B = np.array(( (0.7, 0, 0.3), (.1, .9, 0), (0, 0.2, .8)))
print('emission probs\n', B)

### Discrete States

In general, the actual observation set not may be a finite set. For our chords, chroma vectors are features in $\mathbb{R}^{12}$ - an infinite set. Some fancier HMMs are _continuous HMMs_ where $B$ is described by _probability density functions_. We use _discrete HMMs_ as follows:

- Create a _codebook_ of finite observations.
- This can be done by hand or can be learned by using a clustering algorithm.
- Create a mapping process between actual observations and the codebook set (a.k.a _quantization_)

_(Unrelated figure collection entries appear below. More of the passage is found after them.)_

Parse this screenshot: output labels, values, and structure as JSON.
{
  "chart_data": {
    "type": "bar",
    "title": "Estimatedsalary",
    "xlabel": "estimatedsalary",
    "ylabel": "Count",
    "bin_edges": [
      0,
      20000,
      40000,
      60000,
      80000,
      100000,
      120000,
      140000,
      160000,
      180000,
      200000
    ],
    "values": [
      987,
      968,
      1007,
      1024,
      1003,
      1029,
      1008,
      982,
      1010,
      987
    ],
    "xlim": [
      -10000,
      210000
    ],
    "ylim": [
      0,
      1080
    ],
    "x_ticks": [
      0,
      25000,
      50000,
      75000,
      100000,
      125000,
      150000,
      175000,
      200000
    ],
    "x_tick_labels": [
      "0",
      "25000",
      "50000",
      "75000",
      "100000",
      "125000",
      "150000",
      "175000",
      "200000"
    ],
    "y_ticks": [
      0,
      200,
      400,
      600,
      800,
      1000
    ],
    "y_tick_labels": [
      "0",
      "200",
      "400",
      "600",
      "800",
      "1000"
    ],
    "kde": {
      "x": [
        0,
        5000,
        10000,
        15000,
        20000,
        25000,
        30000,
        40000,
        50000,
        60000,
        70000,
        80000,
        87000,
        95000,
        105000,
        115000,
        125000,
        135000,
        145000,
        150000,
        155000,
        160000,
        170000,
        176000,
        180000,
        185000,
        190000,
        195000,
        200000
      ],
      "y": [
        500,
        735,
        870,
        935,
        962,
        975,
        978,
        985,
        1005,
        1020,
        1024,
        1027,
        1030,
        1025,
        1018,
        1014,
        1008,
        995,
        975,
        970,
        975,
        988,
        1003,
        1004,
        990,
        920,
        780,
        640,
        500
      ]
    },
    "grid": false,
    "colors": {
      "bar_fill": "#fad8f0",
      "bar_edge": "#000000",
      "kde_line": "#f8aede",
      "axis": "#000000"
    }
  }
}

## Formal Definition of the Model

- $I$ discrete states:
$$\mathcal{A} = \lbrace \alpha_1, \alpha_2, \dots, \alpha_i \rbrace $$
- $A$ = ($I \times I$) matrix of transition probabilities
- $C$ = length $I$ vector of initial probabilities
- $K$ discrete observations:
$$\mathcal{B} = \lbrace \beta_1, \beta_2, \dots, \beta_k \rbrace$$
- $B$ = ($I \times K$) matrix of emission probabilities

These 5 parameters define the entire HMM:  
$$\Theta = (\mathcal{A}, A, C, \mathcal{B}, B)$$

- $\mathcal{A}$ and $\mathcal{B}$ are fixed.
- $A, C, B$ are free parameters that need to be determined somehow.

## HMM as a generator

Given the HMM mode $\Theta = (\mathcal{A}, A, C, \mathcal{B}, B)$, it is easy enough to generate an observation sequence:

$$O = (o_1, o_2, \dots , o_N)$$

For example, let's create a sequence of 20 observations based on the example model.

In [None]:
S, O = fmp.hmm_generate(C, A, B, 20)
print('states:', S)
print('observ:', O)

## HMM Problem Formulations

Our problem is the reverse. We are given $O$, and need to find the underlying hidden states that "best explain" $O$ given model parameters $\Theta$.

There are three problems generally solvable with the HMM structure:
- Evaluation Problem: Given $O$ and $\Theta$, what is the probably of $O$?
- Estimation Problem: Given $O$, what are the model parameters $A,C,B$?
- Uncovering Problem: Given $O$ and $\Theta$, what state sequence $S$ best explains $O$? 

We are interested in the last problem.

## The Viterbi Algorithm

Given $O$ with $N$ observations:  
The problem is to find the "best" or "highest-scoring" or "most likely" sequence $S^*$ from all possible sequences of length $N$.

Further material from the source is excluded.